Real Estate and Life in Colorado and Beyond

Where to Hang Until Hell Breaks Loose

A frog in a tank of gradually boiled water, they say, will become inured to the rising temperature—until it eventually kills him.

What if you stop stoking the heat and maybe crank it down a notch or two?

I figure the frog learns to live with the discomfort. Maybe even starts to enjoy it.

The frog may say, “Now this really isn’t so bad.”

“It was worse a while ago.”

“What was I all freaked out about?”

That situation is coming in real estate in 2024.

Two years ago, mortgage interest rates were around 3 percent.  They rose steadily and topped 8 in October 2023, and have since backed down a bit.

They will fall further in 2024, say a lot of experts. Economist Lawrence Yun of the National Association of Realtors is forecasting rates between 6 and 7 percent by spring of 2024.

When that happens, “all hell’s going to break loose,” said Barbara Corcoran, a national real estate expert who appears on the TV show “Shark Tank.”  Housing prices “are going to go through the roof.”

Many local thought leaders have been saying the same thing.  When rates fall, home buying anxiety will shrink and there will be a feeding frenzy reminiscent of 2021 and 2022.

“This isn’t so terrible,” will be a common refrain.  “We’ve seen a lot worse.”

The pent-up demand to buy, one would hope, will be met with an increasing supply of homes for sale.  Because sellers too have been immobilized in the recent, frozen market.

But many say sellers will be slower to respond.  Their golden handcuffs—those low, locked-in mortgage rates—will continue to restrict supply.

Barbara Corcoran: “All hell’s going to break loose.”

Scarcity will persist and, perhaps sadly, home prices will rise further.  That will be bad for buyers but mitigated somewhat by interest rates better than what they’ve seen.

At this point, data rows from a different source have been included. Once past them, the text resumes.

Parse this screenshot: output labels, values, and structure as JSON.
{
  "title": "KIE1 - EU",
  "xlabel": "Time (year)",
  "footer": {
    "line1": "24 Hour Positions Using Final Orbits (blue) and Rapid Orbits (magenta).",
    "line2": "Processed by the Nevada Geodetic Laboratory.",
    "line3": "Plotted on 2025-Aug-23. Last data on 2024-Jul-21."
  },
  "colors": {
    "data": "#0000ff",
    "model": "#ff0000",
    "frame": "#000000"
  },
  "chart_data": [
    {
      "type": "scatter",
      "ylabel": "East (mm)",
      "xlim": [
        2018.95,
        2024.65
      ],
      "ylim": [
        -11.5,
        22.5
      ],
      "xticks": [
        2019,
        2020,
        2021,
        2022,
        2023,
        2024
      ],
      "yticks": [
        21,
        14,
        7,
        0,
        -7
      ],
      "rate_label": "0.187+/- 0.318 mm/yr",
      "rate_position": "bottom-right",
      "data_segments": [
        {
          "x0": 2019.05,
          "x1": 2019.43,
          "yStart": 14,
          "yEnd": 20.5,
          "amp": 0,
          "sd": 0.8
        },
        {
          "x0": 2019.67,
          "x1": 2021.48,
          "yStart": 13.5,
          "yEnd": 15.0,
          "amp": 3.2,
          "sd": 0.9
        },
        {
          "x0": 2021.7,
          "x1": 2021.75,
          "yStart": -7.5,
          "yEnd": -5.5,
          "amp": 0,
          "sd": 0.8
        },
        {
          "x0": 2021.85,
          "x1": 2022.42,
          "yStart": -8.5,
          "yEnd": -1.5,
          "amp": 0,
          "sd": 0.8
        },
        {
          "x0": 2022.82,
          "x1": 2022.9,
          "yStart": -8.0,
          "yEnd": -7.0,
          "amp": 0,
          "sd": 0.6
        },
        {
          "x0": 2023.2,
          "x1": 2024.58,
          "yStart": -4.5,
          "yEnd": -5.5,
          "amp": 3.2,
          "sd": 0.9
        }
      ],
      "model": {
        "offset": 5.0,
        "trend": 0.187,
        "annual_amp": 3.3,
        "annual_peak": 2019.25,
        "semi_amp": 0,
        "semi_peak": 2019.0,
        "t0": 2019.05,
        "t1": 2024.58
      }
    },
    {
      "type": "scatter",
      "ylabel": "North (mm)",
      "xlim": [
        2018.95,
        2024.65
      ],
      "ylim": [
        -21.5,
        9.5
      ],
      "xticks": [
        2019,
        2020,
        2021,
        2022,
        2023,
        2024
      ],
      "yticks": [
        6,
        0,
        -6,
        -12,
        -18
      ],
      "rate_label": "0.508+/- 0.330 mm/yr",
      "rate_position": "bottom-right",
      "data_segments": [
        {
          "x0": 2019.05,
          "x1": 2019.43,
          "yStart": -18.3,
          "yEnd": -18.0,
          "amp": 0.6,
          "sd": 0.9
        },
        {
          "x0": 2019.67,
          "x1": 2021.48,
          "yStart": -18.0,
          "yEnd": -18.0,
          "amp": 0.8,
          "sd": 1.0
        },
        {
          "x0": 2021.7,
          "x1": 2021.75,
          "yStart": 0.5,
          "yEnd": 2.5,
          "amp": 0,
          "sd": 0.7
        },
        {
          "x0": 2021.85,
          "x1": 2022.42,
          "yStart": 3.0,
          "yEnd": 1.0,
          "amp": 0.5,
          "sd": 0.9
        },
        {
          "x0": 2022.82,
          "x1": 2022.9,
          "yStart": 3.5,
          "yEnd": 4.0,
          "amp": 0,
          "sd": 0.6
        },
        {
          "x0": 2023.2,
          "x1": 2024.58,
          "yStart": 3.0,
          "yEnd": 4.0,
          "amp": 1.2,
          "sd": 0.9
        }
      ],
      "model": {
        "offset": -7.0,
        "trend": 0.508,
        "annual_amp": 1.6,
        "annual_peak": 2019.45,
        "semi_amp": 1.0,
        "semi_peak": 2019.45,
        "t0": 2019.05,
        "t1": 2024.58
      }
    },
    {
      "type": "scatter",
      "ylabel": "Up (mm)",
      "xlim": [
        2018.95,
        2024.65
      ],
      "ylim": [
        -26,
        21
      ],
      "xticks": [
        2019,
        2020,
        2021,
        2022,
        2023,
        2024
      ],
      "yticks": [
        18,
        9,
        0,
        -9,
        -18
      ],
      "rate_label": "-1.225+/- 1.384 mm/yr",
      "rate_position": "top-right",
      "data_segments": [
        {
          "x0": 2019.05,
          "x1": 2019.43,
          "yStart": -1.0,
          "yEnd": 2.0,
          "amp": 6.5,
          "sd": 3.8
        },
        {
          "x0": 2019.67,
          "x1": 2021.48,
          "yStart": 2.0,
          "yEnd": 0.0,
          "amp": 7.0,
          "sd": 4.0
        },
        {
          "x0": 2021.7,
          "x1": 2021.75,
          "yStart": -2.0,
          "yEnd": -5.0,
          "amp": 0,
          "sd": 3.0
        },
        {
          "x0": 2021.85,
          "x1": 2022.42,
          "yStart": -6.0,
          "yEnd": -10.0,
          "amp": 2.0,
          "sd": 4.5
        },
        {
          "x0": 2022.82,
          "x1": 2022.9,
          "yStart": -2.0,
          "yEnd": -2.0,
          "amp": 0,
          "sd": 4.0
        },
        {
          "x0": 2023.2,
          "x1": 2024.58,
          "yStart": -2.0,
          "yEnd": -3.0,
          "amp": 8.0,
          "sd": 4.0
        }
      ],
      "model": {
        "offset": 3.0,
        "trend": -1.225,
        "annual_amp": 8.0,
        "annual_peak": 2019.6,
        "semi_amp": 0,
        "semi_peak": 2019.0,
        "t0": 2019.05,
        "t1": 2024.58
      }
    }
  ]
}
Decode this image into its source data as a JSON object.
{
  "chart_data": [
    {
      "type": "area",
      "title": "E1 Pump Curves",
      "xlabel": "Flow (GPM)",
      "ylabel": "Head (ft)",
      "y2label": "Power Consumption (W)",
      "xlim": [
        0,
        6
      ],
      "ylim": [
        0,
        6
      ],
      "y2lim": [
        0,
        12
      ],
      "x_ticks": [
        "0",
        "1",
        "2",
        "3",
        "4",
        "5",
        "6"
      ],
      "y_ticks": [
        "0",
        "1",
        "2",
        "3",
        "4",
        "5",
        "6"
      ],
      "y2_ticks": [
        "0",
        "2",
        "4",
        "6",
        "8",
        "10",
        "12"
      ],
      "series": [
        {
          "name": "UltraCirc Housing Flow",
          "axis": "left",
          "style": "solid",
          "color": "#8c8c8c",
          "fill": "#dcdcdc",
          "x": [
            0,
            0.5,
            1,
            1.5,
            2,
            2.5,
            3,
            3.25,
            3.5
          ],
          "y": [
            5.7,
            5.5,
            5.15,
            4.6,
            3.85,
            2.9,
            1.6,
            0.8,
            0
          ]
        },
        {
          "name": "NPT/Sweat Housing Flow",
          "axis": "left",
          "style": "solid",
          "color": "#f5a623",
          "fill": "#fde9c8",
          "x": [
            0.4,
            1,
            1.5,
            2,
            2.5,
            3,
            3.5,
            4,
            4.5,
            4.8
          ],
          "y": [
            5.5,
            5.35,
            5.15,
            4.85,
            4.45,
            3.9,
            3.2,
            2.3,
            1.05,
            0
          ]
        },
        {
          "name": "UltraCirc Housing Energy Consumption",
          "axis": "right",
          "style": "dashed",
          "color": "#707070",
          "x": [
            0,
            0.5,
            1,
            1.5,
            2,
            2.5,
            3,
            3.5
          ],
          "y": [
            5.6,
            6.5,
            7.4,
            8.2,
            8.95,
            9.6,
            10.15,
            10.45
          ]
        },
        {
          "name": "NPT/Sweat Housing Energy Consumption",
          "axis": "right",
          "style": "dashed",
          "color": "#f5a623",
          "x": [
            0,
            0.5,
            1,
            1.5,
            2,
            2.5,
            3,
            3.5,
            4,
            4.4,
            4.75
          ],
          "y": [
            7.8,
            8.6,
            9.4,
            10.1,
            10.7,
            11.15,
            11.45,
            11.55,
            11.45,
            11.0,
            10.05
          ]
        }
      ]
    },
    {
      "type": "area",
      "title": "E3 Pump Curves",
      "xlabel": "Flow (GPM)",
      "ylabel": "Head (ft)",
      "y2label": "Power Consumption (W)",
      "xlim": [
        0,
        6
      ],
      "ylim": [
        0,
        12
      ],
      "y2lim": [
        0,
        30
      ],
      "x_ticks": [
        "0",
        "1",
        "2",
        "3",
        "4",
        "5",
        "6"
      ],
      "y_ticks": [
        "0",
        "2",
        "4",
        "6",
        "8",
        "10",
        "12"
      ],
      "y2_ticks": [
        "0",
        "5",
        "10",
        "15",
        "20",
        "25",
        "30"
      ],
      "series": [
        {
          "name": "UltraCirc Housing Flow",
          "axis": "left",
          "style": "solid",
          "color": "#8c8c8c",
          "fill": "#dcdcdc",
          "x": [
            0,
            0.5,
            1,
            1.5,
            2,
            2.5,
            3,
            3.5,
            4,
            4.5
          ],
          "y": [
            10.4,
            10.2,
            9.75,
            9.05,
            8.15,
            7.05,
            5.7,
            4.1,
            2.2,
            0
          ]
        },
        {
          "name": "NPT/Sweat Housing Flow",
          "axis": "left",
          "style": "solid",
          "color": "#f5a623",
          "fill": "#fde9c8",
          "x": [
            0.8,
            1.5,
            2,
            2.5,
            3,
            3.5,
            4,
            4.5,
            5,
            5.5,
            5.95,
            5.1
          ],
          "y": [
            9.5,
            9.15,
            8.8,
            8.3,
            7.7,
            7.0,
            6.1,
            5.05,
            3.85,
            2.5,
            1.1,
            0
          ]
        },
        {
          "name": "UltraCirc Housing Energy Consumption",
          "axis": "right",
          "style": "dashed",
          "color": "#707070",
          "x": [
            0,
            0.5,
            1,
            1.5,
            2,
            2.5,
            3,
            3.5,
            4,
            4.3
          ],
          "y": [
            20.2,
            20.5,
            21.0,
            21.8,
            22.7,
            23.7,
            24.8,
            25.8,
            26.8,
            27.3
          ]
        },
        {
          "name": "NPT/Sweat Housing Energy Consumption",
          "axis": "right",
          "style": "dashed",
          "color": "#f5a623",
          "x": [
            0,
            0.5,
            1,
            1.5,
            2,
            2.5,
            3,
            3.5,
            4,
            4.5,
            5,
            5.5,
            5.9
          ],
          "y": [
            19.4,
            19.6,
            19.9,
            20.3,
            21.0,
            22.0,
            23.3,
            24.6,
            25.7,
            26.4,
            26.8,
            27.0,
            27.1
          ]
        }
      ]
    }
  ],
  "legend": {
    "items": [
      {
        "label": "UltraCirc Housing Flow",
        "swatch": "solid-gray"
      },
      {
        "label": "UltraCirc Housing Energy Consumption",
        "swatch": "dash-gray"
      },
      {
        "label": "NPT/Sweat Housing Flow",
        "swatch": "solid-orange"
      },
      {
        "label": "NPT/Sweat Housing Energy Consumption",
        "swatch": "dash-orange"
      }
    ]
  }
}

Virtually no one is talking about lower prices in Denver, in any likely near-term scenario.  Slower growth, yes.  But mark-to-market declines, no.

How should buyers swim in this shark tank?

One possible response has become a familiar mantra:  Marry the house, date the rate.

The thinking is that while a property purchase is permanent, financing is fluid.  A loan today can be refinanced tomorrow.

I am personally put off by this metaphor.  Are we to be married and dating at the same time?

That aside, a refi isn’t always so easy.  Not if your credit or employment picture has changed.  Not if your home value has dropped.  And the refi will reset your amortization clock, and there will be fees and costs.

On the final point, some lenders have a solution. If you refinance, they will forgive certain closing costs such as the loan origination and processing fees. The new appraisal, however, will still cost money.

To buy or not to buy–that is the question.  I mean to buy now, at today’s interest rates.  This video compares two scenarios.

In Plan A, you take the plunge and buy today at $500,000 with 3.5 percent down. Your rate is 7.5 percent. Your monthly principal and interest costs are $3,374.  Let’s project modest annual appreciation of 3 percent.  After two years, the property is worth $530,000.

In Plan B, you wait around for the rates to drop.  And they do, but it takes two years. The prevailing rates are then around 6 percent.  You finally buy the house you were eyeing a couple of years ago. But it is now listed at $530,000.  Your down payment is 3.5 percent and monthly principal and interest are $3,066.

So terrific. With the lower payment in Plan B, you’ll be saving $308 per month.  Let’s even be charitable and say that monthly amount constituted a “savings” during the two years you waited.  It adds up to $7,392.  (But we must adjust the total savings downward by $1,050, with Plan B’s larger down payment.)

It doesn’t take a math genius to see that a savings of six or seven grand is peanuts compared to $30,000 in price appreciation.  Going forward in Plan A, you can lower the interest costs by refinancing.

Yes, these scenarios include some speculation.  And the recent unicorn years are a thing of the past.  We may not soon see the sort of double-digit appreciation experienced in 2020 and 2021.

(Then again, see “feeding frenzy,” above.)

Still, historically, Denver real estate has appreciated by an average of around 6 percent annually for the past 50 years.   They’re a much greater contributor to wealth than mortgage interest rates.

If you’re a prospective buyer, where do you want to be when all hell breaks loose? Maybe don’t wait for the frogs to stop fretting.

Do something now.  Consider homes you might buy if the debt service costs were to drop by 20 percent. Some say they are about to.